Special Master Dearie Summons DOJ and Trump Lawyers to Brooklyn
A page from the order by U.S. District Judge Aileen Cannon naming Raymond Dearie as special master to serve as an independent arbiter and to review records seized in the FBI search of former President Donald Trump's Mar-a-Lago estate. (Jon Elswick/AP)
By Nicole Wells | Friday, 16 September 2022 07:25 PM EDT
Raymond Dearie, the special master in the Mar-a-Lago investigation, has summoned lawyers for the Department of Justice and former President Donald Trump to Brooklyn, New York, for a preliminary conference, Politico reports.
According to a Friday court filing, the attorneys are scheduled to appear at the Brooklyn Federal Courthouse at 2 p.m. Tuesday, Sept. 20.

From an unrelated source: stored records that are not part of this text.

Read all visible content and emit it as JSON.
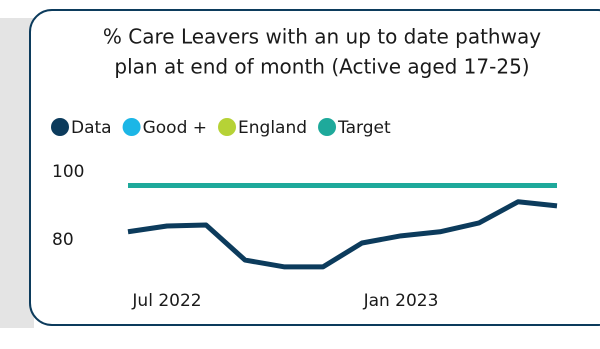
{
  "chart_data": {
    "type": "line",
    "title": [
      "% Care Leavers with an up to date pathway",
      "plan at end of month (Active aged 17-25)"
    ],
    "categories": [
      null,
      "Jul 2022",
      null,
      null,
      null,
      null,
      null,
      "Jan 2023",
      null,
      null,
      null,
      null
    ],
    "series": [
      {
        "name": "Data",
        "color": "#0c3b5c",
        "values": [
          82.4,
          84.1,
          84.4,
          74.1,
          72.1,
          72.1,
          79.1,
          81.2,
          82.4,
          85,
          91.2,
          90
        ]
      },
      {
        "name": "Good +",
        "color": "#1cb6e6",
        "values": [
          null,
          null,
          null,
          null,
          null,
          null,
          null,
          null,
          null,
          null,
          null,
          null
        ]
      },
      {
        "name": "England",
        "color": "#b6d236",
        "values": [
          null,
          null,
          null,
          null,
          null,
          null,
          null,
          null,
          null,
          null,
          null,
          null
        ]
      },
      {
        "name": "Target",
        "color": "#1ea99b",
        "values": [
          96,
          96,
          96,
          96,
          96,
          96,
          96,
          96,
          96,
          96,
          96,
          96
        ]
      }
    ],
    "ylim": [
      70,
      102
    ],
    "yticks": [
      80,
      100
    ]
  }
}
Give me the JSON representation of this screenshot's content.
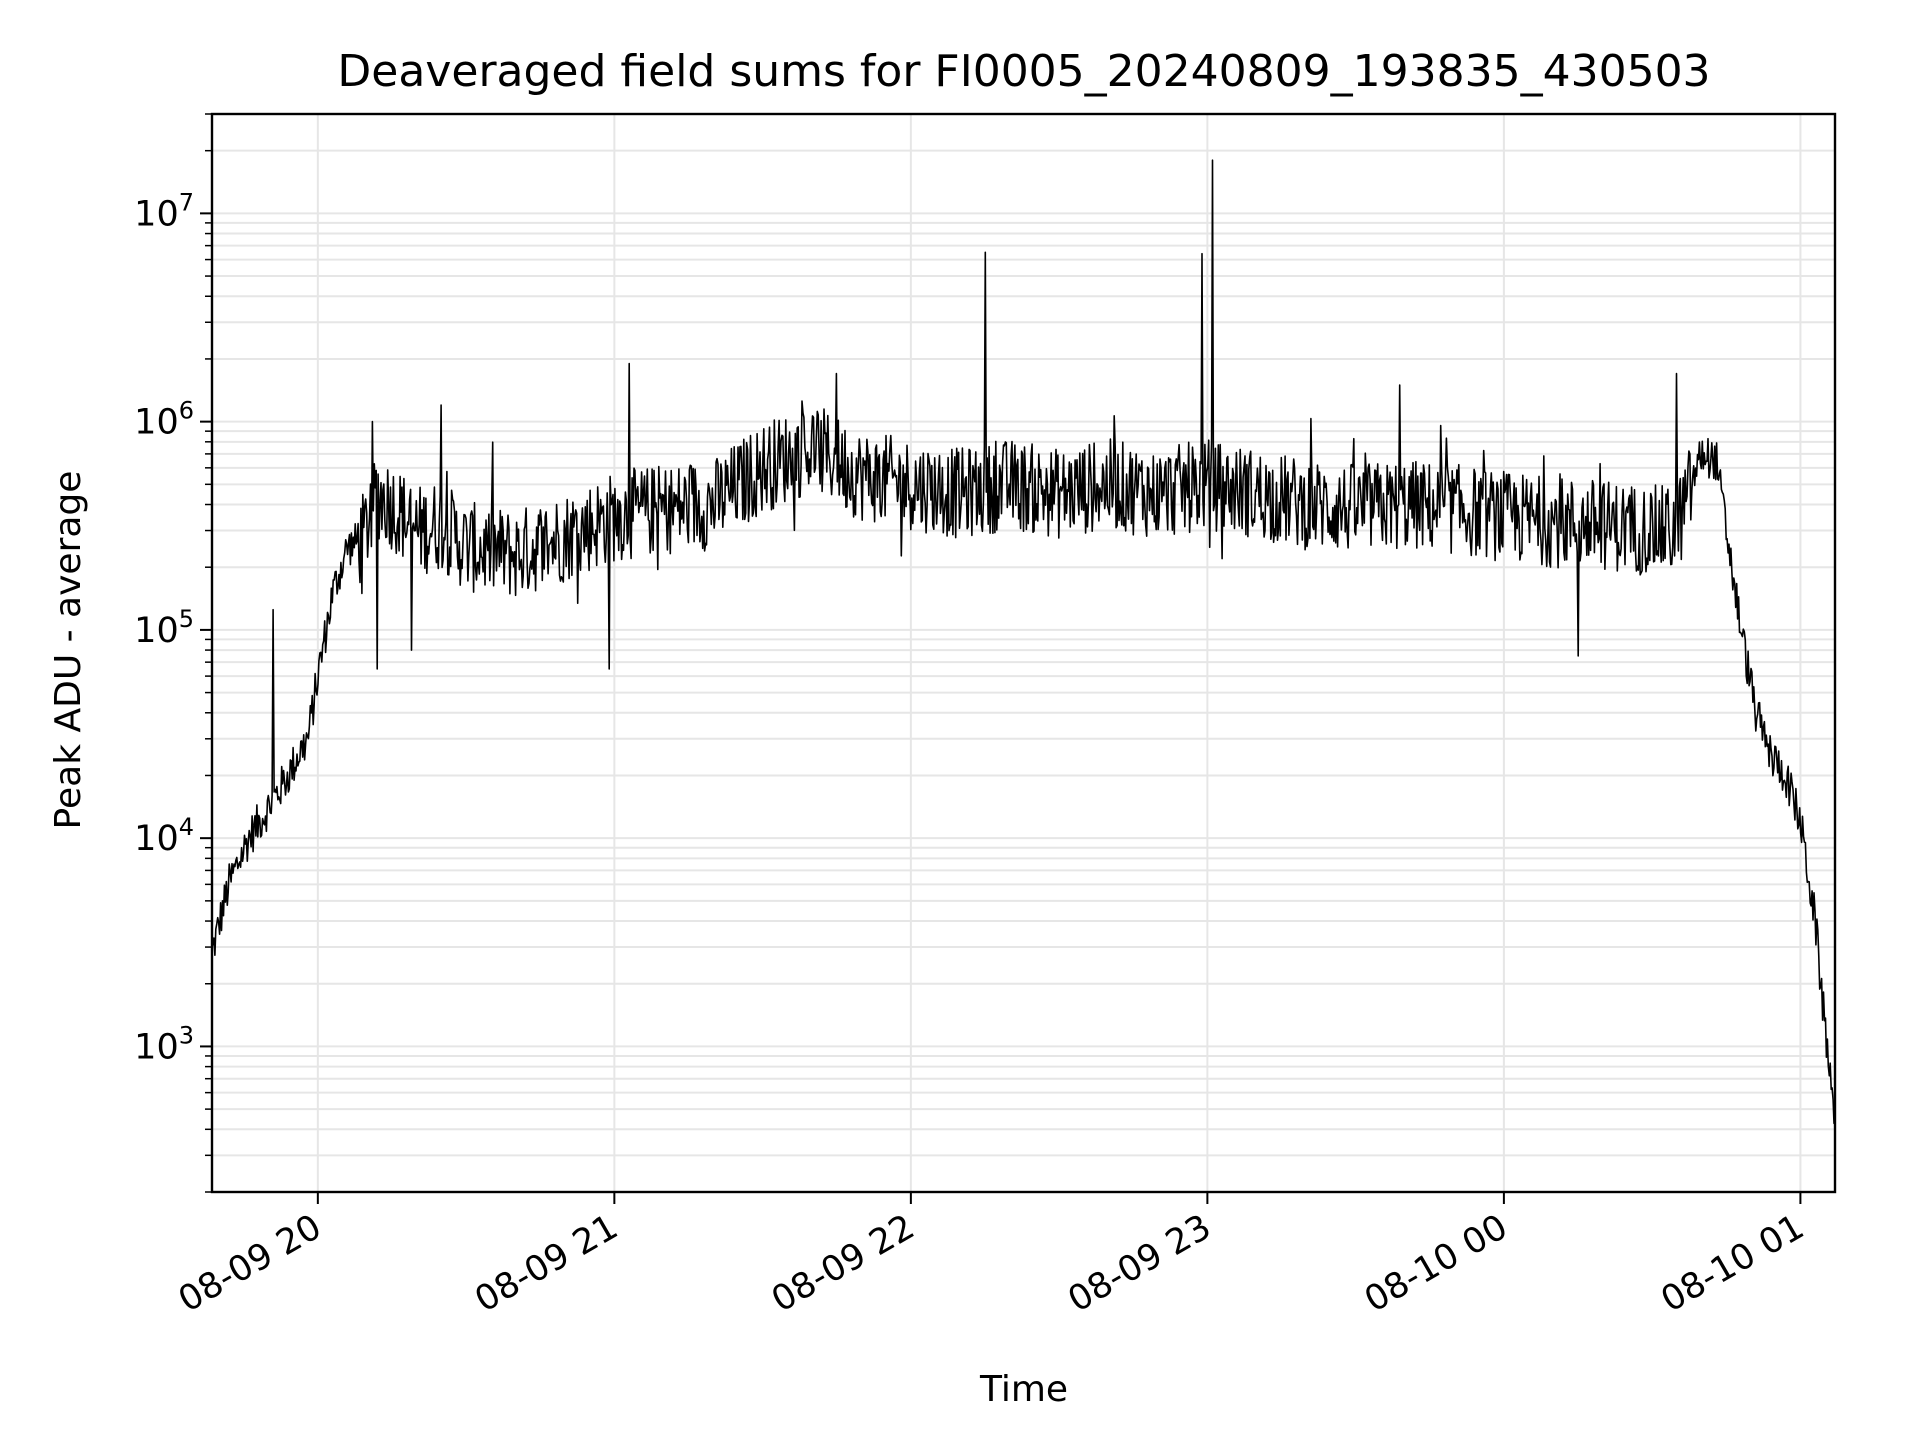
{
  "chart_data": {
    "type": "line",
    "title": "Deaveraged field sums for FI0005_20240809_193835_430503",
    "xlabel": "Time",
    "ylabel": "Peak ADU - average",
    "x_ticks": [
      "08-09 20",
      "08-09 21",
      "08-09 22",
      "08-09 23",
      "08-10 00",
      "08-10 01"
    ],
    "y_ticks": [
      {
        "base": "10",
        "exp": "3",
        "value": 1000
      },
      {
        "base": "10",
        "exp": "4",
        "value": 10000
      },
      {
        "base": "10",
        "exp": "5",
        "value": 100000
      },
      {
        "base": "10",
        "exp": "6",
        "value": 1000000
      },
      {
        "base": "10",
        "exp": "7",
        "value": 10000000
      }
    ],
    "y_scale": "log",
    "ylim": [
      200,
      30000000
    ],
    "xlim": [
      "2024-08-09 19:38:35",
      "2024-08-10 01:07:00"
    ],
    "grid": true,
    "line_color": "#000000",
    "series": [
      {
        "x": [
          "2024-08-09 19:38:35",
          "2024-08-09 19:42",
          "2024-08-09 19:46",
          "2024-08-09 19:50",
          "2024-08-09 19:54",
          "2024-08-09 19:56",
          "2024-08-09 19:58",
          "2024-08-09 20:00",
          "2024-08-09 20:03",
          "2024-08-09 20:06",
          "2024-08-09 20:09",
          "2024-08-09 20:12",
          "2024-08-09 20:15",
          "2024-08-09 20:20",
          "2024-08-09 20:25",
          "2024-08-09 20:30",
          "2024-08-09 20:40",
          "2024-08-09 20:50",
          "2024-08-09 21:00",
          "2024-08-09 21:10",
          "2024-08-09 21:20",
          "2024-08-09 21:30",
          "2024-08-09 21:40",
          "2024-08-09 21:50",
          "2024-08-09 22:00",
          "2024-08-09 22:10",
          "2024-08-09 22:20",
          "2024-08-09 22:30",
          "2024-08-09 22:40",
          "2024-08-09 22:50",
          "2024-08-09 23:00",
          "2024-08-09 23:10",
          "2024-08-09 23:20",
          "2024-08-09 23:30",
          "2024-08-09 23:40",
          "2024-08-09 23:50",
          "2024-08-10 00:00",
          "2024-08-10 00:10",
          "2024-08-10 00:20",
          "2024-08-10 00:30",
          "2024-08-10 00:35",
          "2024-08-10 00:40",
          "2024-08-10 00:43",
          "2024-08-10 00:45",
          "2024-08-10 00:48",
          "2024-08-10 00:51",
          "2024-08-10 00:54",
          "2024-08-10 00:57",
          "2024-08-10 01:00",
          "2024-08-10 01:03",
          "2024-08-10 01:05",
          "2024-08-10 01:07"
        ],
        "y": [
          2800,
          6000,
          10000,
          14000,
          20000,
          25000,
          30000,
          60000,
          150000,
          250000,
          270000,
          450000,
          400000,
          300000,
          320000,
          250000,
          230000,
          280000,
          350000,
          380000,
          400000,
          600000,
          750000,
          550000,
          500000,
          450000,
          500000,
          450000,
          500000,
          450000,
          500000,
          450000,
          400000,
          380000,
          400000,
          380000,
          350000,
          330000,
          320000,
          300000,
          300000,
          700000,
          650000,
          300000,
          100000,
          40000,
          25000,
          20000,
          12000,
          4000,
          1200,
          480
        ]
      }
    ],
    "spikes": [
      {
        "x": "2024-08-09 19:51",
        "y": 125000
      },
      {
        "x": "2024-08-09 20:11",
        "y": 1000000
      },
      {
        "x": "2024-08-09 20:12",
        "y": 65000
      },
      {
        "x": "2024-08-09 20:19",
        "y": 80000
      },
      {
        "x": "2024-08-09 20:25",
        "y": 1200000
      },
      {
        "x": "2024-08-09 20:59",
        "y": 65000
      },
      {
        "x": "2024-08-09 21:03",
        "y": 1900000
      },
      {
        "x": "2024-08-09 21:45",
        "y": 1700000
      },
      {
        "x": "2024-08-09 22:15",
        "y": 6500000
      },
      {
        "x": "2024-08-09 22:59",
        "y": 6400000
      },
      {
        "x": "2024-08-09 23:01",
        "y": 18000000
      },
      {
        "x": "2024-08-09 23:39",
        "y": 1500000
      },
      {
        "x": "2024-08-10 00:15",
        "y": 75000
      },
      {
        "x": "2024-08-10 00:35",
        "y": 1700000
      }
    ]
  }
}
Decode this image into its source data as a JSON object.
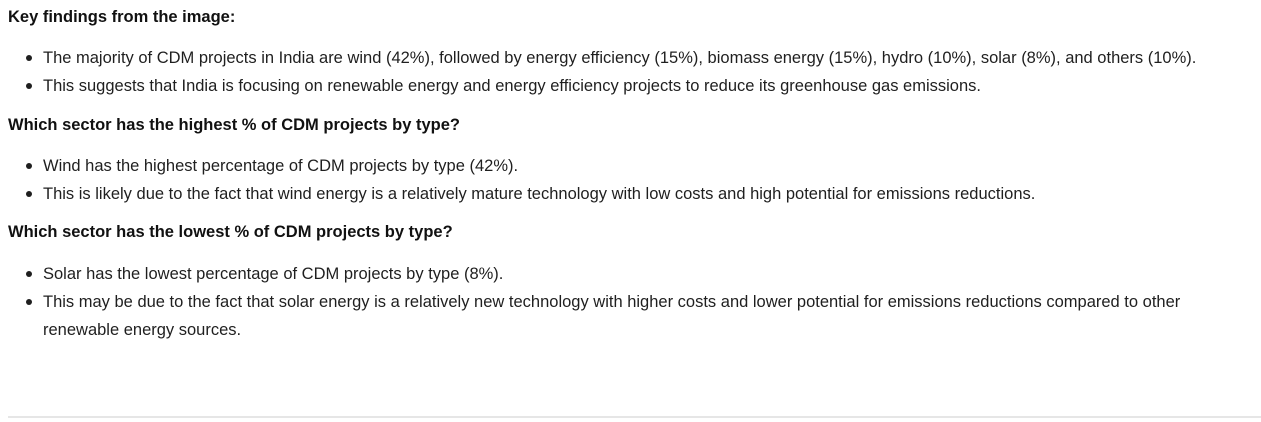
{
  "sections": [
    {
      "heading": "Key findings from the image:",
      "bullets": [
        "The majority of CDM projects in India are wind (42%), followed by energy efficiency (15%), biomass energy (15%), hydro (10%), solar (8%), and others (10%).",
        "This suggests that India is focusing on renewable energy and energy efficiency projects to reduce its greenhouse gas emissions."
      ]
    },
    {
      "heading": "Which sector has the highest % of CDM projects by type?",
      "bullets": [
        "Wind has the highest percentage of CDM projects by type (42%).",
        "This is likely due to the fact that wind energy is a relatively mature technology with low costs and high potential for emissions reductions."
      ]
    },
    {
      "heading": "Which sector has the lowest % of CDM projects by type?",
      "bullets": [
        "Solar has the lowest percentage of CDM projects by type (8%).",
        "This may be due to the fact that solar energy is a relatively new technology with higher costs and lower potential for emissions reductions compared to other renewable energy sources."
      ]
    }
  ]
}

Last month, Trump's lawyers had asked a judge to name a special master to do an independent review of the records seized in the FBI's search of the former president's Palm Beach, Florida, estate, Mar-a-Lago. Trump's attorneys also requested that any documents that may be covered by claims of executive privilege or attorney-client privilege be segregated.
DOJ argued that the appointment of a special master was unnecessary, as it had already conducted its own review, and Trump had no right to claim executive privilege, which normally permits the president to keep certain information from the public and Congress.
U.S. District Judge Aileen Cannon disagreed with DOJ and directed both sides to name possible candidates for the job. The Trump appointee also ordered the Justice Department to pause its investigation until ''further Court order'' or until the special master completes his review.
Trump's legal team suggested either Dearie or a Florida lawyer for the position and DOJ said that, in addition to the two retired judges it recommended, Dearie would be an acceptable choice for it as well.
A top federal prosecutor for the Eastern District of New York from 1982 to 1986, Dearie was appointed to the federal bench by President Ronald Reagan. He has also served on the Foreign Intelligence Surveillance Court, which authorizes DOJ wiretap requests in investigations involving suspected foreign agents.
Federal agents removed 11,000 documents from Trump's Florida home and recovered more than 300 other classified documents that he took with him when he left office, prosecutors said.
Citing unsealed federal documents, the New York Post reports that the former president is under investigation for obstruction of justice and potentially violating the Espionage Act.